When challenged with each new decline, Art simply stepped up to do anything and everything that was required for Grace – Regardless of the cost to him. Their story is likely familiar to many readers, with the inevitable slide from Hope Mountain into the Valley of Doubt, and ultimately ending in the Pit of Doom. Art and Grace faced this challenge with wisdom, courage, and love. We, their friends and family members encountered a challenge, too: How to help Art and Grace cope. What did they need? What could we offer? What help would they accept? We fumbled at first, all wanting to help so much. But as Art said later, “Having four casseroles land in my fridge on one day, although miraculous and generous, was not all that helpful.”
Our dilemma was this. While we didn’t want them to go through this alone, we also wanted to respect their privacy. We hesitated to call or knock on their door. We didn’t know what to do, but doing nothing felt wrong. We didn’t want to say the wrong thing, offering some lighthearted comment that triggered pain or anger, but saying nothing felt wrong, too.
We learned that Art and Grace faced a similar conundrum. They did not want to impose on others, but felt their energies dwindling. Art was clearly heading for “caregiver burnout,” a new term for all of us, but did not know what he needed or who to turn to. Asking for help was embarrassing and triggered a guilt reflex. When we all talked about the situation honestly, we eventually came to this agreement:
- We supporters of Art and Grace promise that we will not take on a role or engage in an activity that unduly impacts our lives.
- In exchange, Art and Grace promise to identify and express their needs, whatever they might be. Then we can choose to meet specific needs, according to our respective schedules and availability.
Trusting each other on these two points helped everyone. No one had an inkling of how to structure the help that Art and Grace needed, but at least we had a working principle. Some type of calendar seemed useful, but how could we get everyone using the same system? By great good fortune, we discovered the FCBC and the experience they offer. In the first meeting, we learned that our situation is common, and that there are tools that could help. FCBC explained that it is not unusual for friends to scatter when they hear of someone who is seriously ill or injured. We also learned about the power of sharing the caregiving activities in a Caring Circle, one that spreads the work and the joy of giving among members of a new community.

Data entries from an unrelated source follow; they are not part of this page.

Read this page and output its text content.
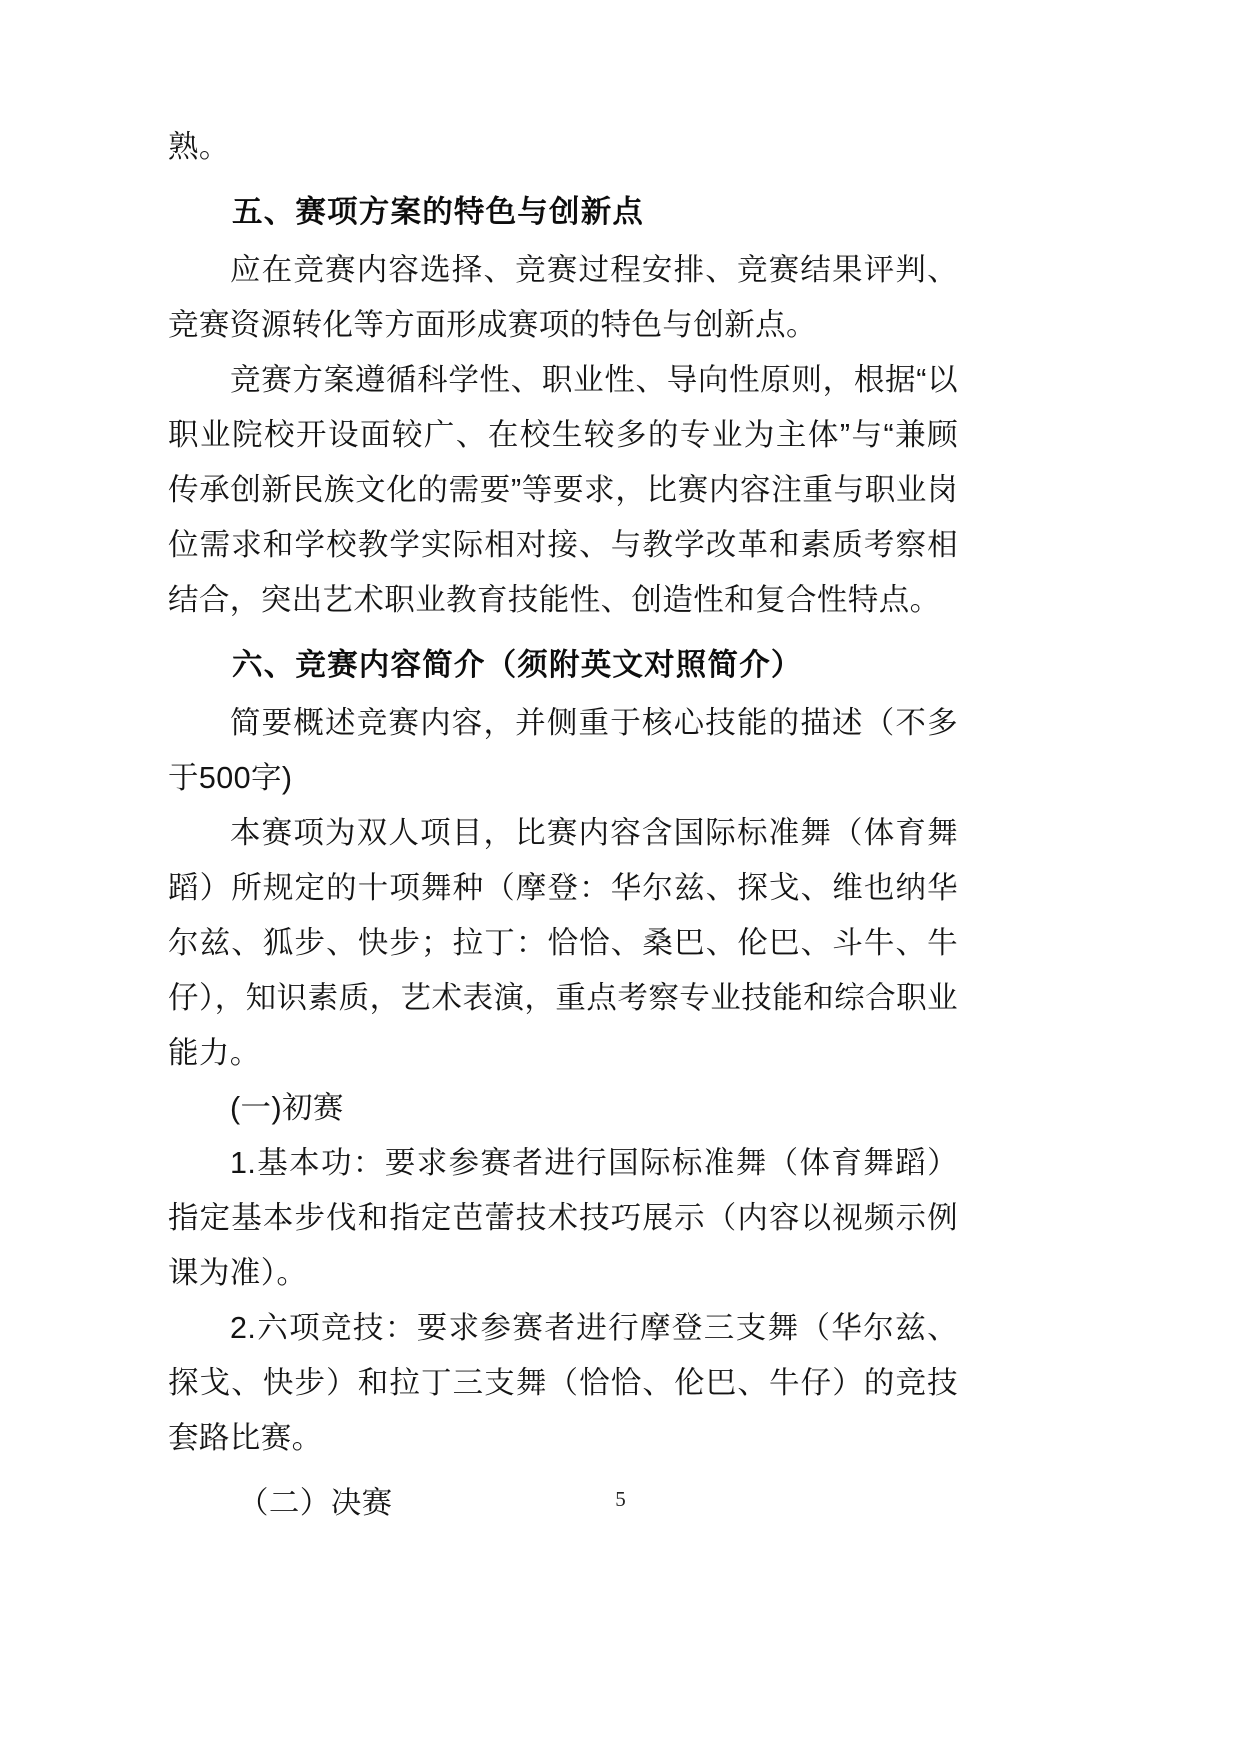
熟。

五、赛项方案的特色与创新点

应在竞赛内容选择、竞赛过程安排、竞赛结果评判、竞赛资源转化等方面形成赛项的特色与创新点。

竞赛方案遵循科学性、职业性、导向性原则，根据“以职业院校开设面较广、在校生较多的专业为主体”与“兼顾传承创新民族文化的需要”等要求，比赛内容注重与职业岗位需求和学校教学实际相对接、与教学改革和素质考察相结合，突出艺术职业教育技能性、创造性和复合性特点。

六、竞赛内容简介（须附英文对照简介）

简要概述竞赛内容，并侧重于核心技能的描述（不多于500字)

本赛项为双人项目，比赛内容含国际标准舞（体育舞蹈）所规定的十项舞种（摩登：华尔兹、探戈、维也纳华尔兹、狐步、快步；拉丁：恰恰、桑巴、伦巴、斗牛、牛仔），知识素质，艺术表演，重点考察专业技能和综合职业能力。

(一)初赛

1.基本功：要求参赛者进行国际标准舞（体育舞蹈）指定基本步伐和指定芭蕾技术技巧展示（内容以视频示例课为准）。

2.六项竞技：要求参赛者进行摩登三支舞（华尔兹、探戈、快步）和拉丁三支舞（恰恰、伦巴、牛仔）的竞技套路比赛。

（二）决赛	5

One tool in particular became a centre-point for our coordinated efforts. The online service we adapted is called Lotsa Helping Hands. This application set out a place for Art to state his needs by time and date, and allowed us to respond when we were able. It’s all based on a common calendar that people can reference any time. This tool allowed us to create a new community, we called “Grace’s Circle.” Eventually, the Circle included nearly 50 members, so sharing the workload was easy. We shared meal preparation, visits, yard work, and giving Art a break occasionally. Even distant friends could participate by sharing stories and photos on Grace’s Circle for us all to see. Eventually, Art used Lotsa Helping Hands to keep everyone informed about the latest news, including test results and how Grace was feeling.
Watching a friend or family member suffer and being unable to relieve their pain feels like an unfamiliar level of hell. There is a persistent itch to help. With the help of the FCBC, and the tools they identified, we found a way to build a new community of care that worked.